Qualcomm (NASDAQ:QCOM) Executive Chairman Paul Jacobs said the wireless silicon giant has no current plans to spin off its chipset business from its licensing business despite pressure from an activist investor to do so.

Paul Jacobs

Jacobs

"We've had that discussion for a long time, many years the board has looked at it but we still think the synergies of having the businesses together outweighs the dissynergies," Jacobs told Reuters on the sidelines of an American Chamber of Commerce event in Seoul.

Jacobs, who stepped down as CEO in March 2014 after being at the helm since 2005, said, however, that the company is always evaluating its options and that the company's stance could change in the future.

Hedge fund Jana Partners, which has invested $2 billion in Qualcomm and is one of its largest shareholders, wrote in a letter to investors in mid-April that Qualcomm's chipset business is "essentially worthless" at current valuations.

At the time, Qualcomm played down an attempt from Jana to break up its chipset and patent-licensing businesses, arguing that keeping them together is in the best interests of shareholders. Jana wrote that Qualcomm should cut costs, increase stock buybacks and alter its executive-compensation plans, financial reporting and board of directors. Jana owns around 4.4 million Qualcomm shares, making it one of the company's largest shareholders. Jana controls around $11 billion in total assets.

Qualcomm said in April its board and management regularly review the firm's corporate structure. "Prior reviews have concluded that the synergies provided by our business model create more value for stockholders than could be created through alternative corporate structures," Qualcomm said in a statement at the time. "We will continue to evaluate opportunities to enhance stockholder value and are committed to pursuing the right course of action for all of our stockholders."

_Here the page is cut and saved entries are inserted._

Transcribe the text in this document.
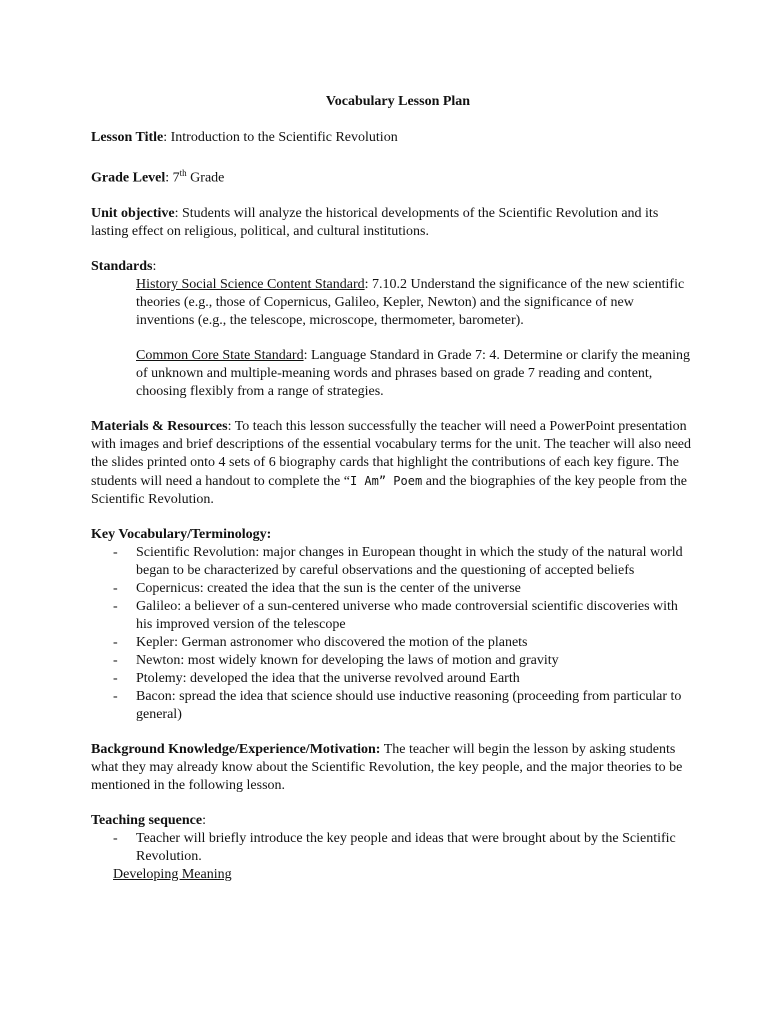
Vocabulary Lesson Plan

Lesson Title: Introduction to the Scientific Revolution

Grade Level: 7th Grade

Unit objective: Students will analyze the historical developments of the Scientific Revolution and its lasting effect on religious, political, and cultural institutions.

Standards:

History Social Science Content Standard: 7.10.2 Understand the significance of the new scientific theories (e.g., those of Copernicus, Galileo, Kepler, Newton) and the significance of new inventions (e.g., the telescope, microscope, thermometer, barometer).

Common Core State Standard: Language Standard in Grade 7: 4. Determine or clarify the meaning of unknown and multiple-meaning words and phrases based on grade 7 reading and content, choosing flexibly from a range of strategies.

Materials & Resources: To teach this lesson successfully the teacher will need a PowerPoint presentation with images and brief descriptions of the essential vocabulary terms for the unit. The teacher will also need the slides printed onto 4 sets of 6 biography cards that highlight the contributions of each key figure. The students will need a handout to complete the “I Am” Poem and the biographies of the key people from the Scientific Revolution.

Key Vocabulary/Terminology:

- Scientific Revolution: major changes in European thought in which the study of the natural world began to be characterized by careful observations and the questioning of accepted beliefs
- Copernicus: created the idea that the sun is the center of the universe
- Galileo: a believer of a sun-centered universe who made controversial scientific discoveries with his improved version of the telescope
- Kepler: German astronomer who discovered the motion of the planets
- Newton: most widely known for developing the laws of motion and gravity
- Ptolemy: developed the idea that the universe revolved around Earth
- Bacon: spread the idea that science should use inductive reasoning (proceeding from particular to general)

Background Knowledge/Experience/Motivation: The teacher will begin the lesson by asking students what they may already know about the Scientific Revolution, the key people, and the major theories to be mentioned in the following lesson.

Teaching sequence:

- Teacher will briefly introduce the key people and ideas that were brought about by the Scientific Revolution.

Developing Meaning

Qualcomm is the world's largest mobile chipset supplier, and while most of its revenue comes from chipset sales around two-thirds of its profit comes from royalties it collects on patents from CDMA, LTE and other technologies used in phones around the world, whether or not they have Qualcomm's chips inside. Qualcomm has earned more than $50 billion in licensing revenues since 2000, according to The Wall Street Journal.

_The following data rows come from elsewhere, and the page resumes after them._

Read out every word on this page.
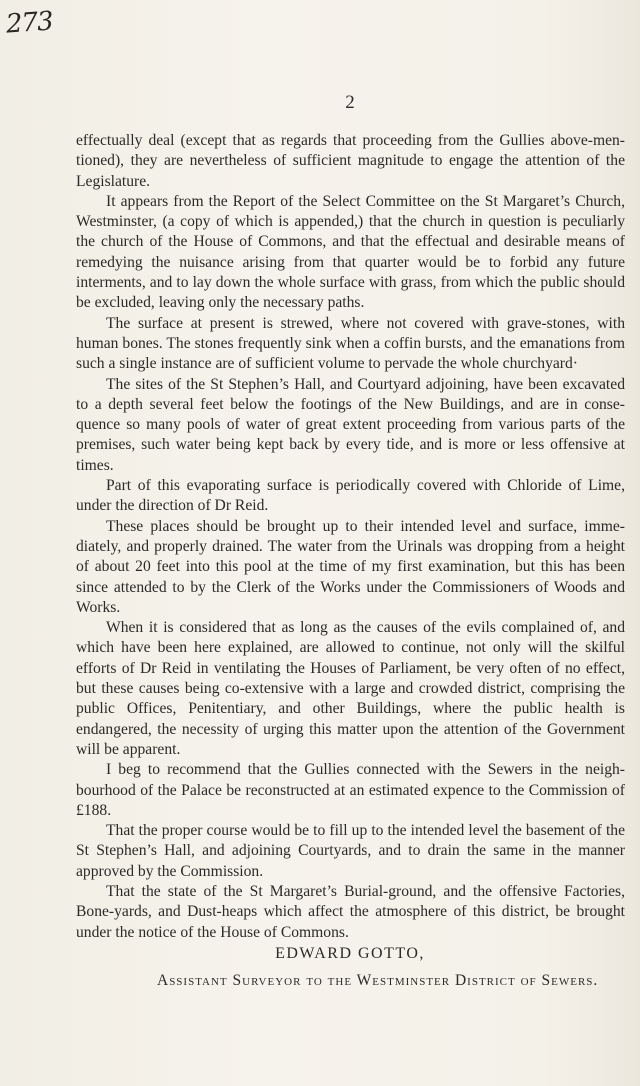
273
2

effectually deal (except that as regards that proceeding from the Gullies above-men-tioned), they are nevertheless of sufficient magnitude to engage the attention of the Legislature.

It appears from the Report of the Select Committee on the St Margaret’s Church, Westminster, (a copy of which is appended,) that the church in question is peculiarly the church of the House of Commons, and that the effectual and desirable means of remedying the nuisance arising from that quarter would be to forbid any future interments, and to lay down the whole surface with grass, from which the public should be excluded, leaving only the necessary paths.

The surface at present is strewed, where not covered with grave-stones, with human bones. The stones frequently sink when a coffin bursts, and the emanations from such a single instance are of sufficient volume to pervade the whole churchyard·

The sites of the St Stephen’s Hall, and Courtyard adjoining, have been excavated to a depth several feet below the footings of the New Buildings, and are in conse-quence so many pools of water of great extent proceeding from various parts of the premises, such water being kept back by every tide, and is more or less offensive at times.

Part of this evaporating surface is periodically covered with Chloride of Lime, under the direction of Dr Reid.

These places should be brought up to their intended level and surface, imme-diately, and properly drained. The water from the Urinals was dropping from a height of about 20 feet into this pool at the time of my first examination, but this has been since attended to by the Clerk of the Works under the Commissioners of Woods and Works.

When it is considered that as long as the causes of the evils complained of, and which have been here explained, are allowed to continue, not only will the skilful efforts of Dr Reid in ventilating the Houses of Parliament, be very often of no effect, but these causes being co-extensive with a large and crowded district, comprising the public Offices, Penitentiary, and other Buildings, where the public health is endangered, the necessity of urging this matter upon the attention of the Government will be apparent.

I beg to recommend that the Gullies connected with the Sewers in the neigh-bourhood of the Palace be reconstructed at an estimated expence to the Commission of £188.

That the proper course would be to fill up to the intended level the basement of the St Stephen’s Hall, and adjoining Courtyards, and to drain the same in the manner approved by the Commission.

That the state of the St Margaret’s Burial-ground, and the offensive Factories, Bone-yards, and Dust-heaps which affect the atmosphere of this district, be brought under the notice of the House of Commons.

EDWARD GOTTO,
Assistant Surveyor to the Westminster District of Sewers.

However, the licensing business is coming under more pressure from changes like the one the Institute of Electrical and Electronics Engineers pushed through earlier this year. For many years, the IEEE has encouraged companies to promise to license their patents to each other on a "fair, reasonable, and non-discriminatory basis." However, the IEEE had not defined what reasonable meant, letting companies negotiate royalty rates.

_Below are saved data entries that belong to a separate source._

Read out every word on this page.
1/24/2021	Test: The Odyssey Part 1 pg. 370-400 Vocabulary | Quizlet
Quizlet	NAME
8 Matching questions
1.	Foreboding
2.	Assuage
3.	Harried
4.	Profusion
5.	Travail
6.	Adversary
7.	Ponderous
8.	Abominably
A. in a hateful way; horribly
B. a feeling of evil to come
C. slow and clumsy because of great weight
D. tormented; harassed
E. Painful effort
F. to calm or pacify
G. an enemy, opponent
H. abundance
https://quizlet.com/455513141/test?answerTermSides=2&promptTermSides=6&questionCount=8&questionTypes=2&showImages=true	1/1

The new IEEE policies for the first time make "reasonable" rates tied to the "smallest saleable implementation" of a technology. As the WSJ has noted, that could mean applying royalty percentages to the price of chips that carry out a particular function inside a device, which would reduce royalty rates significantly.

Qualcomm also has made concessions on its licensing rates and practices in China, which could hurt Qualcomm's earnings and let Chinese smartphone makers keep more profit. Korea's Fair Trade Commission is opening an inquiry into the company's business there, likely with an emphasis on Qualcomm's licensing business.